Pourquoi certaines voitures roulent avec des plaques noires marquées « DF » : les gendarmes eux-mêmes ne les contrôlent pas comme les autres

Cette plaque noire aperçue sur nos routes cache un secret vieux de 1984. Ni douanes, ni collection : son vrai propriétaire va vous surprendre, et le chiffre qui suit révèle bien plus qu’on ne l’imagine.

Publié le
Lecture : 2 min
Pourquoi certaines voitures roulent avec des plaques noires marquées "DF" : les gendarmes eux-mêmes ne les contrôlent pas comme les autres
Source : S.Julien - ERAS | L'Automobiliste

Une plaque au fond noir, avec des caractères blancs ou argentés, où les lettres DF précèdent toujours quatre chiffres : voilà ce que certains automobilistes ont pu remarquer sur l’autoroute, en ville, ou sur un parking de supermarché, sans jamais réussir à l’identifier. Selon le site spécialisé Auto Plus, cité par RMC Conso, cette plaque n’a rien d’anecdotique. Elle obéit à un régime précis, réservé à une catégorie très restreinte de véhicules.

Le format surprend d’emblée. À gauche du numéro figure la bande bleue européenne frappée de la lettre F, comme sur toute plaque française actuelle. Ce mélange d’un fond noir hérité des anciennes plaques et d’un élément moderne comme l’eurobande donne à ces plaques un aspect atypique. Et contrairement à ce qu’on pourrait imaginer, elles n’équipent pas de vieilles voitures de collection mais des SUV récents ou des berlines modernes.

Ni les douanes, ni les diplomates

Beaucoup pensent que le sigle DF désigne les douanes françaises. C’est faux. Ces plaques ne concernent en rien l’administration douanière. Elles ne doivent pas non plus être confondues avec les plaques de collection, également noires à lettres claires mais dépourvues de bande bleue, ni avec les plaques diplomatiques, reconnaissables à leur fond vert.

En réalité, le régime DF a été créé par une circulaire publiée le 24 décembre 1984. Il est réservé aux véhicules privés des membres militaires et civils des organismes de liaison des forces allemandes stationnées en France, selon la formulation officielle.

Autrement dit, ces plaques identifient les voitures personnelles de certains militaires allemands en poste sur le territoire français, ainsi que du personnel civil rattaché à ces structures. Elles ne sont pas en vente libre et échappent totalement au grand public : impossible d’en obtenir une auprès de l’Agence nationale des titres sécurisés ou en préfecture.
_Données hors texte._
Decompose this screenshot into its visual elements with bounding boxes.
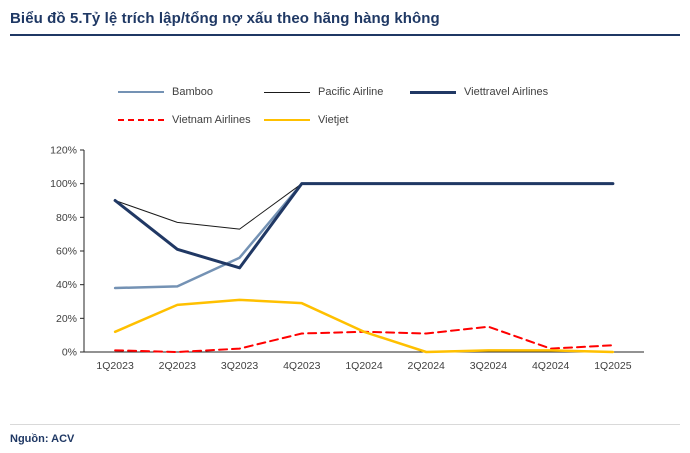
x-tick-label: 1Q2024 <box>345 360 383 372</box>
legend-label-vietjet: Vietjet <box>318 114 349 126</box>
series-line-vietjet <box>113 298 615 354</box>
legend-item-vietnam-airlines: Vietnam Airlines <box>118 114 264 126</box>
chart-area: 0% 20% 40% 60% 80% 100% 120% 1Q2023 2Q2023 3Q2023… <box>38 136 680 393</box>
x-tick-label: 3Q2023 <box>221 360 259 372</box>
legend-label-bamboo: Bamboo <box>172 86 213 98</box>
y-tick-label: 60% <box>56 246 77 258</box>
legend-marker-pacific-airline <box>264 91 310 93</box>
legend-label-pacific-airline: Pacific Airline <box>318 86 384 98</box>
y-tick-label: 80% <box>56 212 77 224</box>
x-tick-label: 3Q2024 <box>470 360 508 372</box>
legend-marker-viettravel-airlines <box>410 90 456 94</box>
source-note: Nguồn: ACV <box>10 433 75 445</box>
series-line-bamboo <box>113 182 615 290</box>
legend-item-vietjet: Vietjet <box>264 114 410 126</box>
line-chart: 0% 20% 40% 60% 80% 100% 120% 1Q2023 2Q2023 3Q2023… <box>50 145 644 372</box>
y-tick-label: 0% <box>62 347 77 359</box>
legend-label-viettravel-airlines: Viettravel Airlines <box>464 86 549 98</box>
y-tick-label: 120% <box>50 145 77 157</box>
y-tick-label: 40% <box>56 279 77 291</box>
x-tick-label: 1Q2023 <box>96 360 134 372</box>
footer: Nguồn: ACV <box>10 424 680 445</box>
x-tick-label: 2Q2024 <box>408 360 446 372</box>
series-line-viettravel-airlines <box>113 182 615 270</box>
x-tick-label: 2Q2023 <box>159 360 197 372</box>
legend-label-vietnam-airlines: Vietnam Airlines <box>172 114 251 126</box>
page-title: Biểu đồ 5.Tỷ lệ trích lập/tổng nợ xấu th… <box>10 10 440 27</box>
legend-item-pacific-airline: Pacific Airline <box>264 86 410 98</box>
legend-item-viettravel-airlines: Viettravel Airlines <box>410 86 556 98</box>
x-tick-label: 4Q2024 <box>532 360 570 372</box>
x-tick-label: 1Q2025 <box>594 360 632 372</box>
legend-marker-vietnam-airlines <box>118 119 164 121</box>
legend-marker-bamboo <box>118 91 164 93</box>
y-tick-label: 20% <box>56 313 77 325</box>
chart-legend: Bamboo Pacific Airline Viettravel Airlines… <box>118 86 588 126</box>
title-divider <box>10 34 680 36</box>
y-tick-label: 100% <box>50 178 77 190</box>
legend-marker-vietjet <box>264 119 310 121</box>
legend-item-bamboo: Bamboo <box>118 86 264 98</box>
x-tick-label: 4Q2023 <box>283 360 321 372</box>
series-line-pacific-airline <box>114 183 614 230</box>
footer-divider <box>10 424 680 425</box>
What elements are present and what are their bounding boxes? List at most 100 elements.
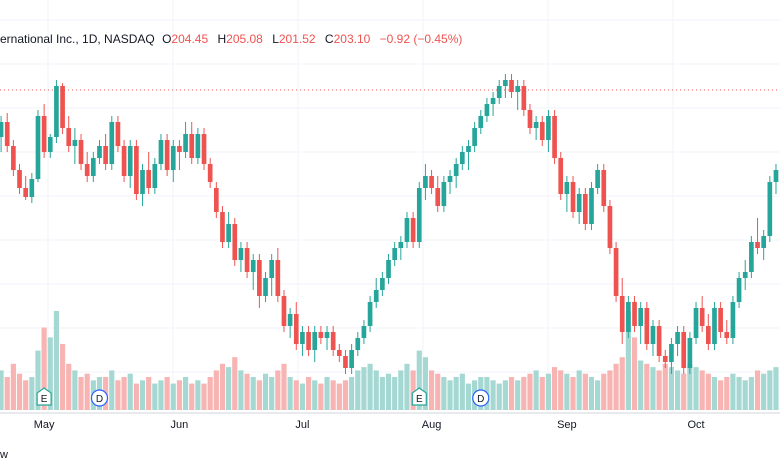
candle-body: [675, 332, 680, 344]
volume-bar: [35, 350, 41, 410]
volume-bar: [398, 370, 404, 410]
volume-bar: [662, 363, 668, 410]
candle-body: [466, 146, 471, 152]
candle-body: [693, 308, 699, 338]
volume-bar: [551, 367, 558, 410]
volume-bar: [349, 377, 355, 410]
volume-bar: [773, 367, 779, 410]
candle-body: [435, 188, 441, 206]
earnings-marker: [411, 387, 427, 406]
volume-bar: [521, 377, 527, 410]
volume-bar: [631, 337, 638, 410]
volume-bar: [207, 377, 213, 410]
candle-body: [355, 338, 361, 350]
volume-bar: [139, 380, 146, 410]
candle-body: [330, 332, 336, 350]
event-marker-letter: E: [41, 394, 48, 405]
candle-body: [613, 248, 619, 296]
volume-bar: [459, 373, 465, 410]
volume-bar: [674, 370, 681, 410]
volume-bar: [355, 370, 361, 410]
event-marker-letter: D: [477, 394, 484, 405]
candle-body: [35, 116, 41, 179]
volume-bar: [262, 373, 269, 410]
candle-body: [152, 164, 158, 188]
volume-bar: [195, 380, 201, 410]
volume-bar: [502, 380, 508, 410]
symbol-label[interactable]: ernational Inc., 1D, NASDAQ: [0, 32, 155, 46]
candle-body: [718, 308, 723, 332]
volume-bar: [650, 367, 656, 410]
volume-bar: [23, 380, 29, 410]
candle-body: [416, 188, 422, 242]
volume-bar: [465, 383, 472, 410]
candle-body: [773, 170, 779, 182]
candle-body: [533, 122, 539, 128]
volume-bar: [361, 367, 367, 410]
volume-bar: [281, 363, 287, 410]
volume-bar: [330, 380, 336, 410]
volume-bar: [392, 377, 398, 410]
candle-body: [164, 140, 170, 170]
volume-bar: [219, 363, 226, 410]
volume-bar: [441, 377, 447, 410]
candle-body: [312, 332, 318, 350]
candle-body: [761, 236, 767, 248]
candle-body: [115, 122, 121, 146]
volume-bar: [619, 357, 625, 410]
candle-body: [238, 248, 244, 260]
candle-body: [367, 302, 373, 326]
x-tick-label: Oct: [687, 419, 704, 431]
volume-bar: [761, 373, 767, 410]
volume-bar: [133, 383, 139, 410]
candle-body: [410, 218, 416, 242]
candle-body: [582, 194, 588, 224]
candle-body: [392, 248, 398, 260]
dividend-marker: [472, 389, 490, 407]
volume-bar: [213, 370, 219, 410]
candle-body: [263, 278, 268, 296]
candle-body: [97, 146, 102, 158]
volume-bar: [576, 370, 582, 410]
volume-bar: [342, 380, 349, 410]
volume-bar: [582, 373, 588, 410]
volume-bar: [66, 363, 72, 410]
volume-bar: [699, 370, 705, 410]
candle-body: [687, 338, 693, 368]
candle-body: [521, 86, 527, 110]
candle-body: [281, 296, 287, 326]
candle-body: [429, 176, 434, 188]
candle-body: [558, 158, 564, 194]
candle-body: [275, 260, 281, 296]
timeframe-label[interactable]: w: [0, 449, 8, 461]
volume-bar: [312, 380, 318, 410]
event-marker-letter: D: [96, 394, 103, 405]
volume-bar: [336, 383, 342, 410]
low-label: L: [272, 32, 279, 46]
candle-body: [490, 98, 496, 104]
volume-bar: [533, 370, 539, 410]
candle-body: [681, 332, 687, 368]
volume-bar: [681, 373, 687, 410]
volume-bar: [201, 383, 207, 410]
volume-bar: [164, 377, 170, 410]
candle-body: [324, 332, 330, 338]
candle-body: [29, 179, 35, 197]
volume-bar: [490, 380, 496, 410]
candle-body: [619, 296, 625, 332]
candle-body: [496, 86, 502, 98]
candle-body: [736, 278, 742, 302]
candle-body: [47, 137, 53, 152]
volume-bar: [644, 363, 650, 410]
volume-bar: [158, 380, 164, 410]
volume-bar: [256, 380, 262, 410]
volume-bar: [638, 360, 644, 410]
candle-body: [472, 128, 477, 146]
volume-bar: [41, 327, 47, 410]
candle-body: [712, 308, 717, 344]
volume-bar: [656, 370, 662, 410]
volume-bar: [84, 373, 90, 410]
volume-bar: [29, 377, 35, 410]
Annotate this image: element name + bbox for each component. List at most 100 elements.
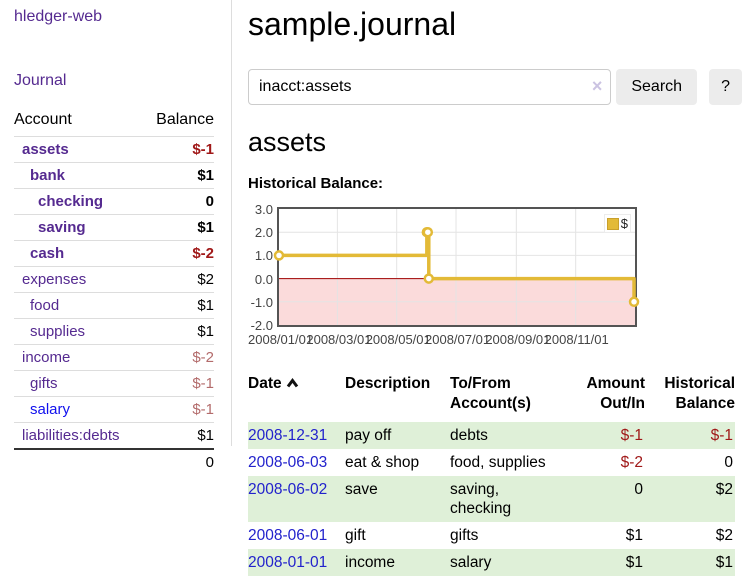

Quant à la signification des deux lettres, elle déçoit les amateurs de théories. Ni douanes françaises ni « Deutsch Französische » : DF a simplement été retenu comme code de série lors de la création du dispositif, en 1984, sans autre signification particulière.

Un chiffre qui trahit la région

Le numéro qui suit les lettres DF n’est pas anodin. Le premier chiffre indique la zone de rattachement du véhicule. Les plaques allant de 0 à 3 renvoient à Paris et à la région parisienne. Le chiffre 4 désigne le Var.

Les chiffres de 6 à 9, eux, correspondent à Strasbourg, où sont basés l’Eurocorps et le 291e Jägerbataillon allemand, seule unité permanente de la Bundeswehr installée sur le sol français depuis 2010, sur la base d’Illkirch-Graffenstaden.

Les trois derniers chiffres forment un numéro d’ordre attribué au véhicule, de 000 à 999. Une fois la série épuisée, les numéros sont réattribués. Une plaque « DF 7123 », par exemple, appartient à ce régime spécial, se rattache à la zone de Strasbourg et porte le numéro d’ordre 123.

Ce système ne concerne pas uniquement les forces allemandes. D’autres militaires étrangers stationnés en France disposent de leurs propres séries : selon Auto Plus, les forces américaines circulent ainsi avec des plaques débutant par AD, « AF » ou HK.

Sur le plan légal, ces immatriculations ne se copient pas impunément. Des reproductions homologuées existent bien dans le commerce, en aluminium embouti, aux formats 52 cm sur 11 cm ou 30 cm sur 20 cm, avec caractères argentés et eurobande. Mais toute tentative d’usurpation d’une véritable plaque DF tombe sous le coup de l’article 441-1 du Code pénal, qui sanctionne les faux administratifs.